Translate

8 de junho de 2017

Perdidos

Lembro-me do dia em que quase te conheci. Aquele dia em que não era suposto estarmos ali, nem eu, nem tu, nem naqueles lugares trocados de comboio. Naquele comboio frio, vazio e sem cor. Mas ali estávamos nós. Só eu e tu. E quase nos conhecemos. 

Deixámos que as nossas mãos se tocassem, sem que nada sentissem, porque a correria das nossas vidas não nos deixou demorar no momento em que quase nos perdemos.


Foi uma viagem bonita, porque me permiti rodear de coisas bonitas: os campos e as searas a fugir pelo horizonte, os teus olhos que se perdiam nos verdes e castanhos do campo, como se procurassem a cura para a solidão que te adornava timidamente o sorriso. Até as crianças barulhentas, os velhos rabugentos e os jovens a querer ser adultos com as suas conversas tão desconexas e impetuosamente audíveis fizeram daquele cenário o momento perfeito para quase conhecer o amor da minha vida.

Não te conheci nesse dia, nem no seguinte, nem no outro. Na verdade, nunca mais te vi naquele comboio que apanhei por engano porque me perdi no caminho para a estação. E fiz mais catorze viagens nesse comboio, essas com intenção, e apenas com o propósito de te encontrar de novo.

Mas acontece que também tu andavas perdida, num comboio que não era o teu, com um destino que nada te dizia. Apanhei mais vinte e oito comboios, mas nunca mais te vi. Nunca mais vi aquele que podia ter sido o amor da minha vida.

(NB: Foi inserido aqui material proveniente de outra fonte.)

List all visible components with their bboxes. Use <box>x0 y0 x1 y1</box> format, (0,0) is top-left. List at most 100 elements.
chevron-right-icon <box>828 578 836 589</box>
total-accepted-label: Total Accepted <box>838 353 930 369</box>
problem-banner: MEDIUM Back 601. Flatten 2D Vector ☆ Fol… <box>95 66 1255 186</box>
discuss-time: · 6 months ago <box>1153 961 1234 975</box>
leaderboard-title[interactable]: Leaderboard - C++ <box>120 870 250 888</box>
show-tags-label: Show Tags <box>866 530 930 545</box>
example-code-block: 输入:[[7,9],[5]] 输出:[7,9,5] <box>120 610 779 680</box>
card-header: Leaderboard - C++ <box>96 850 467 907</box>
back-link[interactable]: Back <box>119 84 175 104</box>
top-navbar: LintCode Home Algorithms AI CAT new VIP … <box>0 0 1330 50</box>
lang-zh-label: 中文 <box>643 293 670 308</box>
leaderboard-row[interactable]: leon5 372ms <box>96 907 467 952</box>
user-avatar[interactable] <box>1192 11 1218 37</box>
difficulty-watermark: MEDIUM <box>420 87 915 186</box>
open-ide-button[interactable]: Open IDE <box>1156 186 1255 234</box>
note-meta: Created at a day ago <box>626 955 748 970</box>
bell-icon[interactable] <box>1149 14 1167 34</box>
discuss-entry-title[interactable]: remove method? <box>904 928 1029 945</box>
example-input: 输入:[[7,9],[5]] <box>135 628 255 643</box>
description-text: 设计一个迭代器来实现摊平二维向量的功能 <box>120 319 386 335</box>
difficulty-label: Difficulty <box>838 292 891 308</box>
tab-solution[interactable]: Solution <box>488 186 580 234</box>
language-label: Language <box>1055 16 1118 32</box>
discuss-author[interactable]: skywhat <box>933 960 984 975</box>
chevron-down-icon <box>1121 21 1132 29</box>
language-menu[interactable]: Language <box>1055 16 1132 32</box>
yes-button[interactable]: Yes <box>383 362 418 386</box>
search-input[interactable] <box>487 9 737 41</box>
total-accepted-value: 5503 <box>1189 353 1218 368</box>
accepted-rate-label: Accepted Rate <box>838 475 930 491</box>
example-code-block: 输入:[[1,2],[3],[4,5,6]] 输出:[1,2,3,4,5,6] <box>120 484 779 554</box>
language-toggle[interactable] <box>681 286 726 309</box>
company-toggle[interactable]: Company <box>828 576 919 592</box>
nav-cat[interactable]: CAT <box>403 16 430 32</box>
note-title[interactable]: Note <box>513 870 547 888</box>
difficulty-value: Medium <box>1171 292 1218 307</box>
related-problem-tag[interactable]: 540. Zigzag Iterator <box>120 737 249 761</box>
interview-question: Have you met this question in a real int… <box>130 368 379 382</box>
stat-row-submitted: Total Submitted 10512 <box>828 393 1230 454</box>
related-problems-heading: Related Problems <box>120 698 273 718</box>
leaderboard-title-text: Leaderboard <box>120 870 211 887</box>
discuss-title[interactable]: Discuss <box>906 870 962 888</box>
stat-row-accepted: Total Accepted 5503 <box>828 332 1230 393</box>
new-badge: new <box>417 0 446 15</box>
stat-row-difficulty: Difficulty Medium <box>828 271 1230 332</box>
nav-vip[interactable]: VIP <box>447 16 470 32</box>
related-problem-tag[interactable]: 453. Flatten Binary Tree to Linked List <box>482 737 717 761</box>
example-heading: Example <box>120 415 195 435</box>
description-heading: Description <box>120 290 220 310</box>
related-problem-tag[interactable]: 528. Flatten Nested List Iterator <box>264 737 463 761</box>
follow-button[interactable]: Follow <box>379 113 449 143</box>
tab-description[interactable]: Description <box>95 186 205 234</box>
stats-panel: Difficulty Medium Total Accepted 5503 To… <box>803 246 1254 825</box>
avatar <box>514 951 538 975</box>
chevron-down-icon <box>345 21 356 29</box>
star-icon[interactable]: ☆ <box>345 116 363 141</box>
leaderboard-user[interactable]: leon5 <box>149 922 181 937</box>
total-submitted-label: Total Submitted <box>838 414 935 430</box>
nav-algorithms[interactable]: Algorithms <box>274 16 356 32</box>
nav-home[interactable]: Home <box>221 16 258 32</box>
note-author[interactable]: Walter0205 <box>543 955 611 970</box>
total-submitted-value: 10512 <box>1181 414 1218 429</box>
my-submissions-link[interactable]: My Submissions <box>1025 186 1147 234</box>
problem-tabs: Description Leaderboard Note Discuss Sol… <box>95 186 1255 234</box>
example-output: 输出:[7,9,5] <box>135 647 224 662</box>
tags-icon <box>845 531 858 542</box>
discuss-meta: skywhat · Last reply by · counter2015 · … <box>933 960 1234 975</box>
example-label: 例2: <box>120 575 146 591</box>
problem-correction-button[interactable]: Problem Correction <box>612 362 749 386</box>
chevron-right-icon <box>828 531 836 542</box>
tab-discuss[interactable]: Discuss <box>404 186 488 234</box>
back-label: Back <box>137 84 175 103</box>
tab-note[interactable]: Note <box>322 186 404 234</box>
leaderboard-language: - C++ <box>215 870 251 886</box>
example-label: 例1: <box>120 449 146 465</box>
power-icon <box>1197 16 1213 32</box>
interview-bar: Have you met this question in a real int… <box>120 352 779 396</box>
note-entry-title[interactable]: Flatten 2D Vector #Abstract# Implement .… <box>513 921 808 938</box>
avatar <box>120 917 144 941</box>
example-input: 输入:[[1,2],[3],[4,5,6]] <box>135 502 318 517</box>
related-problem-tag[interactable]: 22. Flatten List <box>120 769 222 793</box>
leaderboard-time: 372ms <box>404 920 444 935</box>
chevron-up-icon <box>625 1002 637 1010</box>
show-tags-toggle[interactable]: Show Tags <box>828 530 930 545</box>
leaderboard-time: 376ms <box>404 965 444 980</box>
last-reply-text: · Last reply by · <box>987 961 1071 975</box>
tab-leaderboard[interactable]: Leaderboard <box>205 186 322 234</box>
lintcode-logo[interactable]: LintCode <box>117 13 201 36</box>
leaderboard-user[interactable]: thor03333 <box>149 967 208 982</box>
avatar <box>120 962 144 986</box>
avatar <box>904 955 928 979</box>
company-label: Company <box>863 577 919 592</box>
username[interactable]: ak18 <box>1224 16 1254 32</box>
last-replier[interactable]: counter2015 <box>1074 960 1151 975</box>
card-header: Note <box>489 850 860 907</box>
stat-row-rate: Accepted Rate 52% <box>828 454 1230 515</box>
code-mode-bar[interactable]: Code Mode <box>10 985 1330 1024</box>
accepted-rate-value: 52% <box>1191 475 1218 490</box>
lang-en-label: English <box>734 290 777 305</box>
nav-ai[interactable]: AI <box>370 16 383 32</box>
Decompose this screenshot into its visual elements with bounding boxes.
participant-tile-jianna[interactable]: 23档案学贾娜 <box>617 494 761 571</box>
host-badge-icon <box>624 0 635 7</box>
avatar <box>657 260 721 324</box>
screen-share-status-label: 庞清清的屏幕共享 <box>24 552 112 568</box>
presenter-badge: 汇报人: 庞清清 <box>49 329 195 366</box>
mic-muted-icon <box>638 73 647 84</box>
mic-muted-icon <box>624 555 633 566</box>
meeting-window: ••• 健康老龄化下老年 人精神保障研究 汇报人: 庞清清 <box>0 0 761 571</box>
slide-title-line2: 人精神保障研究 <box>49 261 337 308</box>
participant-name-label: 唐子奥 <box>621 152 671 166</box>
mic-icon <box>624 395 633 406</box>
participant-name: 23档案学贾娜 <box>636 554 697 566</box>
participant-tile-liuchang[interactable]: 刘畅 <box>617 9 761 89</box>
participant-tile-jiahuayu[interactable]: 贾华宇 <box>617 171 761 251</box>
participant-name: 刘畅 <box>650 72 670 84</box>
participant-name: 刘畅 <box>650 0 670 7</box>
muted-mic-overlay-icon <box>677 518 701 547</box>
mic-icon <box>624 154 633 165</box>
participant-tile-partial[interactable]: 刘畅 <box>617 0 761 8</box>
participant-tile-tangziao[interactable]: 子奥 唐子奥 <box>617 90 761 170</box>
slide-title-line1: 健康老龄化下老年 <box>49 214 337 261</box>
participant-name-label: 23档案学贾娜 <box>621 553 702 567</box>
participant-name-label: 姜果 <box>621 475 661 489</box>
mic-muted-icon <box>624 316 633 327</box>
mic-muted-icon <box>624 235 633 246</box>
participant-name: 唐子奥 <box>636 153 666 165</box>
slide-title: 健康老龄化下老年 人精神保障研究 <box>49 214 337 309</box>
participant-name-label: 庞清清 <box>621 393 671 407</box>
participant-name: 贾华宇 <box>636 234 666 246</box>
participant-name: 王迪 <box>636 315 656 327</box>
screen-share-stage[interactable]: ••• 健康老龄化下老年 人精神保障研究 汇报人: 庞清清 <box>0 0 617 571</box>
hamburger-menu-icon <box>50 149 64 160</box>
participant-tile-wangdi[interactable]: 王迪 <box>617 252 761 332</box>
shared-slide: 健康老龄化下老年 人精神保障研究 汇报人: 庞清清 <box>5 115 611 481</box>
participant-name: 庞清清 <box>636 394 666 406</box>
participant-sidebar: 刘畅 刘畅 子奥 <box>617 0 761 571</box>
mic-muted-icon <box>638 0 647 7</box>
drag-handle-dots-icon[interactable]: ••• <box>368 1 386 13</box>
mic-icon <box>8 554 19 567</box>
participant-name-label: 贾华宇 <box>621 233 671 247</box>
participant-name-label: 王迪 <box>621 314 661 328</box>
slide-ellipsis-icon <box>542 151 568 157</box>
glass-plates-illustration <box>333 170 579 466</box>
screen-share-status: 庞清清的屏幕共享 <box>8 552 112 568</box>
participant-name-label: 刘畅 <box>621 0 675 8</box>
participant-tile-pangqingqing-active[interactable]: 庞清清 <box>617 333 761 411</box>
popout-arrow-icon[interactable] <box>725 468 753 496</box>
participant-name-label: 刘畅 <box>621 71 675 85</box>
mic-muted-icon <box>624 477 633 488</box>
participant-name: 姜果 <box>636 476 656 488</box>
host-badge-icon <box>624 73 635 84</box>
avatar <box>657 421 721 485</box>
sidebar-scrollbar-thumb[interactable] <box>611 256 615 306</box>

Um dia, a caminho de casa no meu comboio, lá estavas tu; sentada no lugar da janela, com o olhar cansado, mas brilhante como no dia em que quase te conheci. Tanto te procurei, e tu é que me encontraste. Sem demoras, quis acomodar-me ao teu lado, mas antes de me sentar, receei que não me conhecesses. Afinal, um toque de mãos não chega para se saber quem é o amor da nossa vida.

Mas tu esticaste a mão, convidaste-me a sentar, e disseste algo mais que se baralha na minha memória que apenas se consegue focar no quão bonitos são os teus olhos. Conversámos durante toda a viagem, partilhámos um táxi até casa, e percebi a meio do caminho que nos conhecíamos à uma vida toda. Estiveras sempre ali, a morar no prédio ao lado do meu. Todos os dias te vi a passear o cão, todas as manhãs te vi na estação, e todas as noites te vi a despejar o lixo. Mas não te vi. Porque não estava com atenção.

Só naquele dia, no dia em que nos perdemos, é que nos encontrámos.
Precisei perder um comboio para encontrar o amor da minha vida.